Their chemistry is undeniable: a delicate dance of contrast where softness doesn’t extinguish the fire. And the chorus says it all:
“You were the water / I was the fireman”
How do you love without burning out? How do you save someone without losing yourself?
For those who love until it hurts
“Fireman” isn’t just a love song. It’s an anthem for those who keep coming back to the flames, knowing the danger but unable to walk away. For the unarmored hearts who carry their feelings like silent medals. For the ones who love too much, too deeply, and still hold on.

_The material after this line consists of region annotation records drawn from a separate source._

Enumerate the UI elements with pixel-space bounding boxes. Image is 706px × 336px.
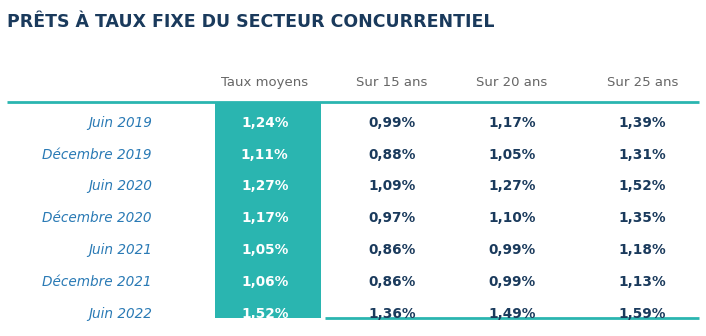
Text: 1,11%: 1,11%: [241, 148, 289, 162]
Text: Juin 2021: Juin 2021: [88, 243, 152, 257]
Text: Juin 2020: Juin 2020: [88, 179, 152, 194]
Text: Sur 25 ans: Sur 25 ans: [606, 76, 678, 89]
Text: 1,59%: 1,59%: [618, 307, 666, 321]
Text: PRÊTS À TAUX FIXE DU SECTEUR CONCURRENTIEL: PRÊTS À TAUX FIXE DU SECTEUR CONCURRENTI…: [7, 13, 495, 32]
Text: 1,24%: 1,24%: [241, 116, 289, 130]
Text: 0,97%: 0,97%: [369, 211, 415, 225]
Text: 0,88%: 0,88%: [368, 148, 416, 162]
Text: Taux moyens: Taux moyens: [221, 76, 309, 89]
Text: 1,06%: 1,06%: [241, 275, 288, 289]
Text: 1,09%: 1,09%: [369, 179, 415, 194]
Text: Décembre 2020: Décembre 2020: [42, 211, 152, 225]
Text: 0,99%: 0,99%: [489, 243, 535, 257]
Text: 1,05%: 1,05%: [241, 243, 288, 257]
Text: 1,49%: 1,49%: [488, 307, 536, 321]
Text: 1,52%: 1,52%: [241, 307, 289, 321]
Text: 1,31%: 1,31%: [618, 148, 666, 162]
Text: 1,39%: 1,39%: [618, 116, 666, 130]
Bar: [215, 102, 321, 318]
Text: 1,52%: 1,52%: [618, 179, 666, 194]
Text: 1,10%: 1,10%: [488, 211, 536, 225]
Text: 1,05%: 1,05%: [489, 148, 535, 162]
Text: 1,27%: 1,27%: [488, 179, 536, 194]
Text: Sur 15 ans: Sur 15 ans: [356, 76, 428, 89]
Text: Décembre 2021: Décembre 2021: [42, 275, 152, 289]
Text: 0,86%: 0,86%: [369, 243, 415, 257]
Text: 0,99%: 0,99%: [489, 275, 535, 289]
Text: Juin 2022: Juin 2022: [88, 307, 152, 321]
Text: 1,36%: 1,36%: [368, 307, 416, 321]
Text: 1,17%: 1,17%: [241, 211, 289, 225]
Text: 1,17%: 1,17%: [488, 116, 536, 130]
Text: Décembre 2019: Décembre 2019: [42, 148, 152, 162]
Text: 0,86%: 0,86%: [369, 275, 415, 289]
Text: 1,18%: 1,18%: [618, 243, 666, 257]
Text: 0,99%: 0,99%: [369, 116, 415, 130]
Text: 1,35%: 1,35%: [618, 211, 666, 225]
Text: 1,13%: 1,13%: [618, 275, 666, 289]
Text: Sur 20 ans: Sur 20 ans: [477, 76, 547, 89]
Text: Juin 2019: Juin 2019: [88, 116, 152, 130]
Text: 1,27%: 1,27%: [241, 179, 289, 194]
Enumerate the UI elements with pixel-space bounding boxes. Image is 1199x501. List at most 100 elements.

In a musical landscape often driven by bravado, X.irda and ReMark choose raw sincerity. Their vulnerability is their strength — and it hits hard.
Counting down to Losing Control: an album on the edge
“Fireman” is just the beginning. It sets the tone for Losing Control, the duo’s upcoming joint album set to release on August 29, 2025. A deeply personal record exploring emotional turbulence, fractured love, and those suspended moments when everything could fall apart.
With thousands of streams already racking up, the duo is carving out a unique space in the modern pop-rap scene — channeling the emotional depth of artists like Juice WRLD, Post Malone, and Yung Xavi, yet building something wholly their own.
“Fireman” is a warning and a promise: when emotion catches fire, the music will always burn true.